A la mort d’un enfant, pour atténuer le chagrin de la mère, le Dr Hansen (Albert Paul) parvient à créer l’Homunculus (Olaf Fonss), un bébé artificiel. Lorsque l’Homunculus fête ses 25 ans, il se demande pourquoi il est incapable d’aimer. Il découvre son origine artificielle. Pour se venger, il décide de détruire l’humanité. Devenu patron d’une entreprise, il exploite ses ouvriers. Mais en réalité, il joue un double jeu : il se déguise en ouvrier et attise la haine des travailleurs. Le Dr Hansen crée alors un second Homunculus afin d’éliminer le premier : le feu doit être combattu avec le feu. En haut d’une montagne, le premier Homunculus tue le second. Mais il est frappé par la foudre…
Homunculus est une série de films allemands réalisés par Otto Rippert (1869-1940) en 1916. Le scénario a été écrit par Fritz Lang et le film préfigure déjà son chef d’œuvre Métropolis (1927). Tourné en pleine guerre 1914-1918, son message reste très actuel.

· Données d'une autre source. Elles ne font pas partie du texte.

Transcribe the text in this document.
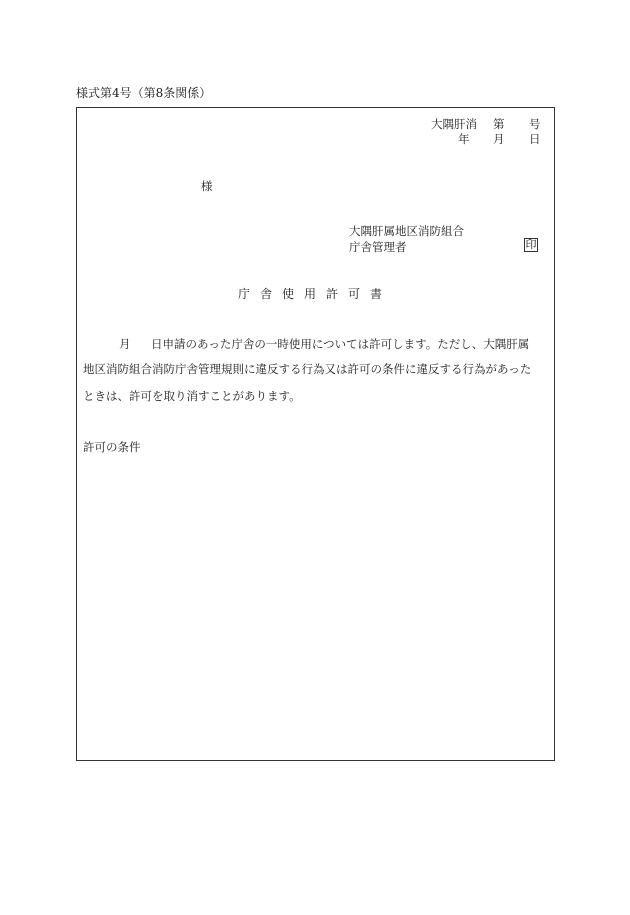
様式第4号（第8条関係）
大隅肝消 第 号
年 月 日
様
大隅肝属地区消防組合
庁舎管理者	印
庁舎使用許可書
月 日申請のあった庁舎の一時使用については許可します。ただし、大隅肝属
地区消防組合消防庁舎管理規則に違反する行為又は許可の条件に違反する行為があった
ときは、許可を取り消すことがあります。
許可の条件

Les six films s’appellent La naissance de l’Homunculus, Le livre mystérieux, La tragédie de l’amour Homunculus, La revanche de l’Homunculus, La destruction de l’humanité, La Fin de l’Homunculus. Jusqu’en août 2014, on pensait que seuls le 4ème épisode et un morceau du 5ème avaient survécu. Mais lors du festival du film muet de Bonn de 1914, l’intégralité du film a été montrée, pour la première fois depuis près de 100 ans.
Cette adaptation du roman de Robert Reinert dénonce la volonté de construire des hommes artificiels. Au moyen d’une technologie sinistre, des scientifiques fous mettent au point des androïdes surhumains. Cette créature artificielle, dotée de pouvoirs surhumains, pense être exclue de l’humanité en raison de son incapacité à éprouver et à susciter de l’amour. L’acteur danois Olaf Fonss, vêtu d’une cape noire ou déguisé tantôt en financier, tantôt en ouvrier, campe une créature ténébreuse. Une telle critique de la modernité, dès 1916, apparait aujourd’hui comme conservatrice.
Ce film met aussi l’accent sur le danger d’attiser les haines au sein de l’entreprise entre dirigeants et ouvriers. Homunculus prend en effet la tête d’une corporation de puissants chefs d’entreprises pour les inciter à pratiquer un capitalisme pur et dur, mais dans le même temps, déguisé en prolétaire, il appelle les ouvriers à se révolter.
Ce film expressionniste, avec de nombreux effets de clair-obscur, servira de modèle aux adaptations cinématographiques ultérieures de Frankenstein, dont il développe un message similaire. Le cinéma expressionniste allemand de science-fiction est né.
Indisponible en DVD, ce film peut être visionné sur Youtube.